Fireworks ban in effect

Small fireworks allowed in city ballpark

With the heat of summer baking plants into tinder, state and local agencies are enforcing burn bans and firework prohibitions around the state and particularly in Moab, where the local fire department said that many of the fires in the city earlier this month were human-initiated.

“As of June 1, open burning in Utah is PROHIBITED, including yard waste and trash fires,” the Moab Valley Fire Department said in a Facebook post Monday, June 24.

The fire department said that exceptions are granted via permit for some agricultural burns in the unincorporated parts of the county. Moab has a burn ban that is effective year-round.

The City of Moab published a post on Facebook Tuesday, June 25 regarding bans on fireworks, in lead-up to Independence Day next week. The post specified that fireworks are prohibited on public trails and paths inside city limits, in the vicinity of Pack Creek and Mill Creek, and within 20 feet of all structures.

“Anyone who violates the city fireworks ban is subject to a fine of up to $1,000 and possible imprisonment,” read the post from the city. “Please help protect yourself and your neighborhood!”

The post also described the definition of “Class C dangerous explosives” as defined in state code.

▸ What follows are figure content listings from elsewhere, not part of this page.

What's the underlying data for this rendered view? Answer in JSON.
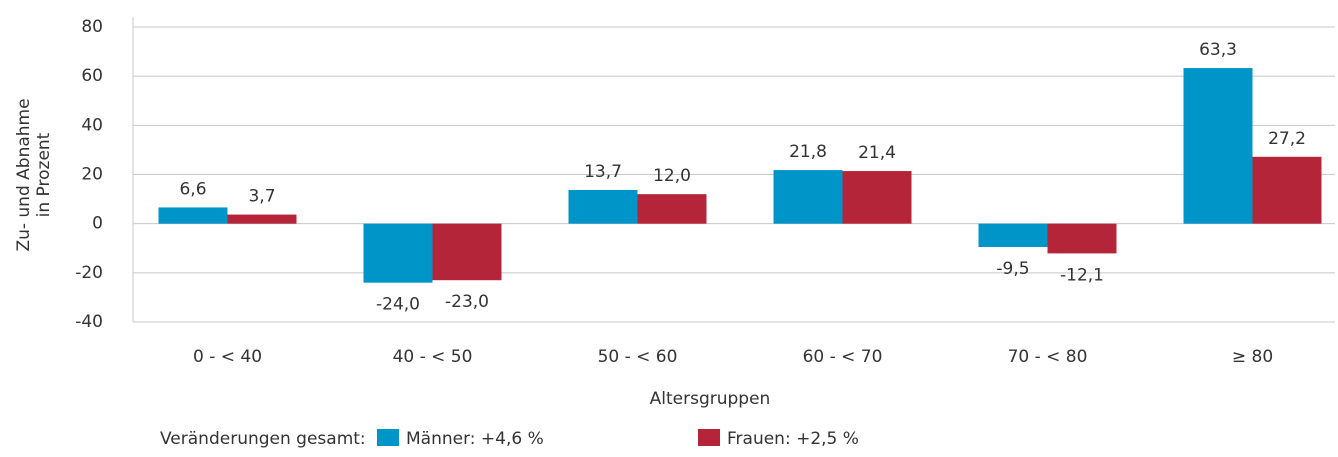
{
  "chart_data": {
    "type": "bar",
    "x_label": "Altersgruppen",
    "y_label": [
      "Zu- und Abnahme",
      "in Prozent"
    ],
    "legend_title": "Veränderungen gesamt:",
    "categories": [
      "0 - < 40",
      "40 - < 50",
      "50 - < 60",
      "60 - < 70",
      "70 - < 80",
      "≥ 80"
    ],
    "series": [
      {
        "name": "Männer: +4,6 %",
        "color": "#0095c8",
        "values": [
          6.6,
          -24.0,
          13.7,
          21.8,
          -9.5,
          63.3
        ],
        "value_labels": [
          "6,6",
          "-24,0",
          "13,7",
          "21,8",
          "-9,5",
          "63,3"
        ]
      },
      {
        "name": "Frauen: +2,5 %",
        "color": "#b5253a",
        "values": [
          3.7,
          -23.0,
          12.0,
          21.4,
          -12.1,
          27.2
        ],
        "value_labels": [
          "3,7",
          "-23,0",
          "12,0",
          "21,4",
          "-12,1",
          "27,2"
        ]
      }
    ],
    "ylim": [
      -40,
      80
    ],
    "yticks": [
      -40,
      -20,
      0,
      20,
      40,
      60,
      80
    ],
    "grid": true,
    "legend": "bottom"
  }
}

That category of fireworks, which includes firecrackers, bottle rockets, roman candles and others, are illegal without a permit.

“Any fireworks that fly, explode or travel more than six feet off the ground are also banned within Moab City limits,” the post read.

The city passed a fireworks ban this week that created an exception for fireworks allowances on city property; small fireworks (i.e. those that do not fall under the category of Class C dangerous explosives) will be permitted on the baseball fields on Center Street.

The Division of Natural Resources released a press release earlier this month on the topic of fire mitigation, as well. “It is always the responsibility of the person lighting and tending the fire to take the needed precautions and prevent its escape,” the division said in a press release. “A permit or notification call does not relieve a person from liability if the fire gets away or damages someone else’s property, so good judgment is advised.”